Cecilia Meis was working remotely in Dallas as a freelance editor when she decided to pick up and move to Thailand in 2017. Now, three years later, at age 30, she fully considers herself a "digital nomad" — a term 7.3 million Americans use to describe themselves, according to a 2019 report from MBO Partners. In addition to Thailand, Meis has lived in Hawaii and Puerto Vallarta, Mexico, where she resides now, and plans to move to Tanzania in November.
"I've been nomadic for exactly three years," she says. "Since then, I've visited eight countries, with the longest stay of six months."

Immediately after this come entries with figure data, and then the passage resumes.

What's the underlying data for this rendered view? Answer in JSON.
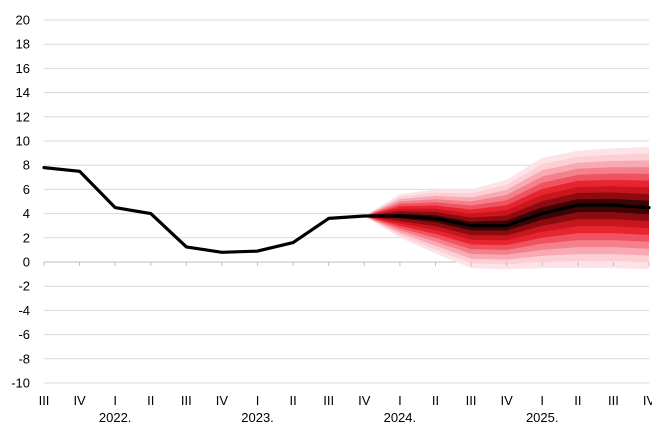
{
  "chart_data": {
    "type": "line",
    "title": "",
    "xlabel": "",
    "ylabel": "",
    "ylim": [
      -10,
      20
    ],
    "yticks": [
      -10,
      -8,
      -6,
      -4,
      -2,
      0,
      2,
      4,
      6,
      8,
      10,
      12,
      14,
      16,
      18,
      20
    ],
    "grid": true,
    "categories": [
      "III",
      "IV",
      "I",
      "II",
      "III",
      "IV",
      "I",
      "II",
      "III",
      "IV",
      "I",
      "II",
      "III",
      "IV",
      "I",
      "II",
      "III",
      "IV"
    ],
    "year_labels": [
      {
        "label": "2022.",
        "quarter_index": 2
      },
      {
        "label": "2023.",
        "quarter_index": 6
      },
      {
        "label": "2024.",
        "quarter_index": 10
      },
      {
        "label": "2025.",
        "quarter_index": 14
      }
    ],
    "series": [
      {
        "values": [
          7.8,
          7.5,
          4.5,
          4.0,
          1.25,
          0.8,
          0.9,
          1.6,
          3.6,
          3.8,
          3.8,
          3.6,
          3.0,
          3.0,
          4.0,
          4.7,
          4.7,
          4.5
        ],
        "color": "#000000"
      }
    ],
    "fan_chart": {
      "start_index": 9,
      "median": [
        3.8,
        3.8,
        3.6,
        3.0,
        3.0,
        4.0,
        4.7,
        4.7,
        4.5
      ],
      "outer_upper": [
        3.8,
        5.6,
        6.0,
        6.0,
        6.8,
        8.6,
        9.2,
        9.4,
        9.5
      ],
      "outer_lower": [
        3.8,
        2.0,
        0.7,
        -0.5,
        -0.6,
        -0.5,
        -0.5,
        -0.5,
        -0.6
      ],
      "band_colors": [
        "#fde3e7",
        "#fbcfd4",
        "#f8a9b1",
        "#f4808b",
        "#ef5361",
        "#e8242e",
        "#c8151e",
        "#8c0b10",
        "#3d0405"
      ]
    }
  }
}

Meis moved well before Covid-19 forced millions of Americans to work from home. Now that many companies are allowing employees to operate remotely — almost a quarter of employed workers are working from home every day — it can feel more tempting to change the view from your desk, perhaps drastically.
Some countries are making it easier to move abroad by offering visas to remote workers as a way to offset tourism losses during the pandemic. Bermuda and Barbados, for example, are both offering 12-month visas for remote workers. So are various Eastern European countries including Estonia (though Americans are currently banned from traveling to countries in the European Union) and Georgia.

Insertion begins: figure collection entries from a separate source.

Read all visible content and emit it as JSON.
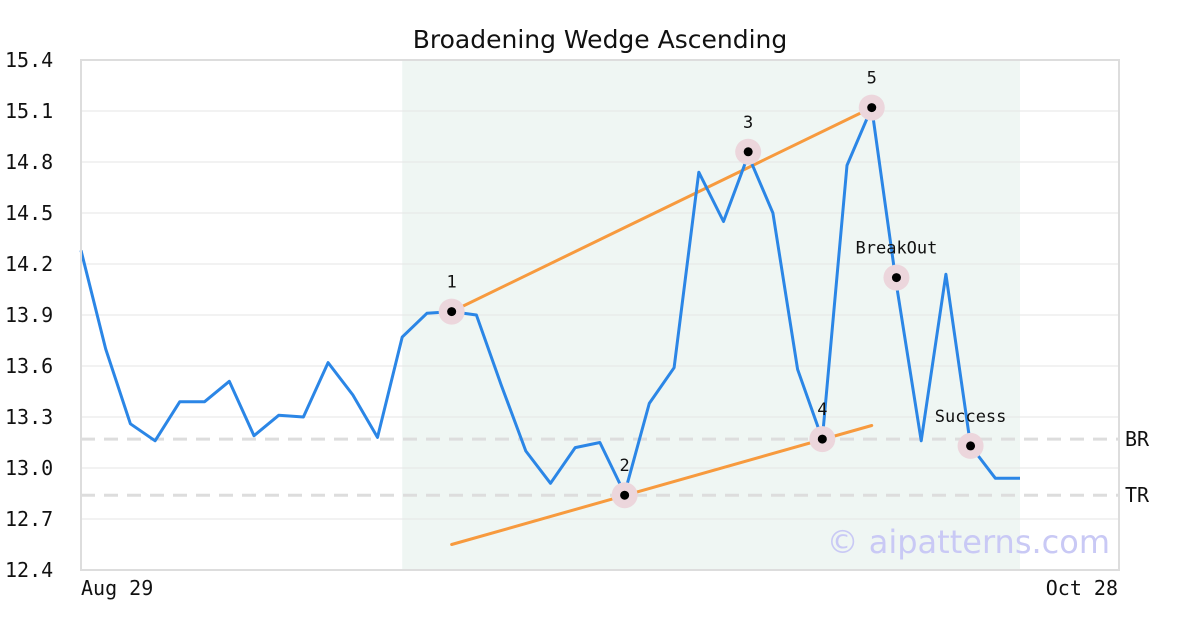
{
  "chart_data": {
    "type": "line",
    "title": "Broadening Wedge Ascending",
    "ylim": [
      12.4,
      15.4
    ],
    "yticks": [
      "15.4",
      "15.1",
      "14.8",
      "14.5",
      "14.2",
      "13.9",
      "13.6",
      "13.3",
      "13.0",
      "12.7",
      "12.4"
    ],
    "xtick_labels": {
      "start": "Aug 29",
      "end": "Oct 28"
    },
    "grid": true,
    "pattern_region": {
      "from_index": 13,
      "to_index": 38
    },
    "series": [
      {
        "values": [
          14.28,
          13.7,
          13.26,
          13.16,
          13.39,
          13.39,
          13.51,
          13.19,
          13.31,
          13.3,
          13.62,
          13.43,
          13.18,
          13.77,
          13.91,
          13.92,
          13.9,
          13.49,
          13.1,
          12.91,
          13.12,
          13.15,
          12.85,
          13.38,
          13.59,
          14.74,
          14.45,
          14.84,
          14.5,
          13.58,
          13.17,
          14.78,
          15.12,
          14.08,
          13.16,
          14.14,
          13.13,
          12.94,
          12.94
        ]
      }
    ],
    "trendlines": [
      {
        "from": [
          15,
          13.92
        ],
        "to": [
          32,
          15.12
        ]
      },
      {
        "from": [
          15,
          12.55
        ],
        "to": [
          32,
          13.25
        ]
      }
    ],
    "horizontal_lines": [
      {
        "label": "BR",
        "y": 13.17
      },
      {
        "label": "TR",
        "y": 12.84
      }
    ],
    "points": [
      {
        "label": "1",
        "x": 15,
        "y": 13.92
      },
      {
        "label": "2",
        "x": 22,
        "y": 12.84
      },
      {
        "label": "3",
        "x": 27,
        "y": 14.86
      },
      {
        "label": "4",
        "x": 30,
        "y": 13.17
      },
      {
        "label": "5",
        "x": 32,
        "y": 15.12
      },
      {
        "label": "BreakOut",
        "x": 33,
        "y": 14.12
      },
      {
        "label": "Success",
        "x": 36,
        "y": 13.13
      }
    ],
    "colors": {
      "price": "#2b86e6",
      "trend": "#f79a3e",
      "region": "#eff6f3",
      "level": "#dddddd",
      "marker_halo": "#ecd6dc"
    },
    "watermark": "© aipatterns.com"
  }
}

If you're planning on moving abroad, there are some costs you will have to absorb. Here's what it would cost if you actually wanted to pick up and move to Barbados, or any other country currently offering remote worker visas.
Wherever you hope to move, expect that you might have to prove you have dependable sources of income and pay a visa application fee.
If you want to move to Barbados using the Welcome Stamp program, the fee is $2,000 for individuals and $3,000 for families. You'll only incur that charge if your visa is approved. In Bermuda, the visa application fee is $263.
To obtain a visa, many countries also require you to show you are making a certain amount of money. For example, to move to Georgia there is no visa application fee, but you must "have the financial ability to pay taxes while staying in Georgia and should have a minimum monthly salary of $2,000," according to the "Remotely from Georgia" website page.
To move to Estonia, you must prove you make at least $4,150 per month, and to move to Barbados you have to prove you make at least $50,00 per year. Bermuda does not require monthly income from workers.
Moving to another country holds many of the same financial considerations as moving to another state, says Mark La Spisa, a certified financial planner and president of Vermillion Financial Advisors in South Barrington, Illinois.
Health care is one of those financial concerns. "Every country will be different," he says. "You need to ask: 'Can you buy into the system? What policies do they have?'"
This is especially important if you are a senior or have preexisting conditions, he says.
Meis purchases "nomad" insurance from SafetyWing, a company that sells medical insurance to travelers.
For preventative care or minor health issues, she says she researches and relies on local health-care systems. "In my experience, they are more comprehensive and far cheaper than U.S. health care or purchasing a preventative plan for abroad," she says. "Everything from prescription birth control refills to dental fillings, flu vaccines to roadside 'emergency' treatment after a minor motorbike spill was a simple and very affordable process."
So long as you're a U.S. citizen, you'll need to file a U.S. tax return and pay taxes.
If you are establishing residency abroad, even temporarily, you might be required to pay taxes there, too. Look up what the tax structure is of where you want to move and how much of your income will need to be allotted to paying taxes, La Spisa says.
"Look up what's the real estate taxes, what's the income taxes," he says. For example, Bermuda, has no income tax.
Meis also suggests watching out for value-added tax (VAT), which are similar to a sales tax and can "get costly," she says.
"If you're there for long periods, do your research and look into your visa options that aid with VAT tax," she says. Depending on the country and the terms of your visa, you may be able to claim a refund for VAT paid.
"Most people don't think about the cost to travel back to the U.S. to their hometown," La Spisa says. "They are going to do it. People are still going to get married in their old circle, and people are going to have kids. There's going to be all these events they are going to come back for."
Prior to the move, Meis says, she "didn't have a solid financial plan."
"I had a sort of arbitrary amount of $5,000 minimum in my head for the emergency fund," she says. "That ensured I could fly home and have a cushion, should something happen. Beyond that, the plan was simply to continue earning while traveling."
Even with that $5,000 emergency fund, she said money sometimes was still tight, and she did have to dip into that pot. Over the last three years, though, she has become more thoughtful with how she spends.
"Now, I'm much more strategic and have accounts set up with various savings, spending, investment, and retirement goals for each," she says. "I also keep a strict daily budget to ensure I'm on track. A lot of this planning came from simply living that experience and tweaking the plan as I learned."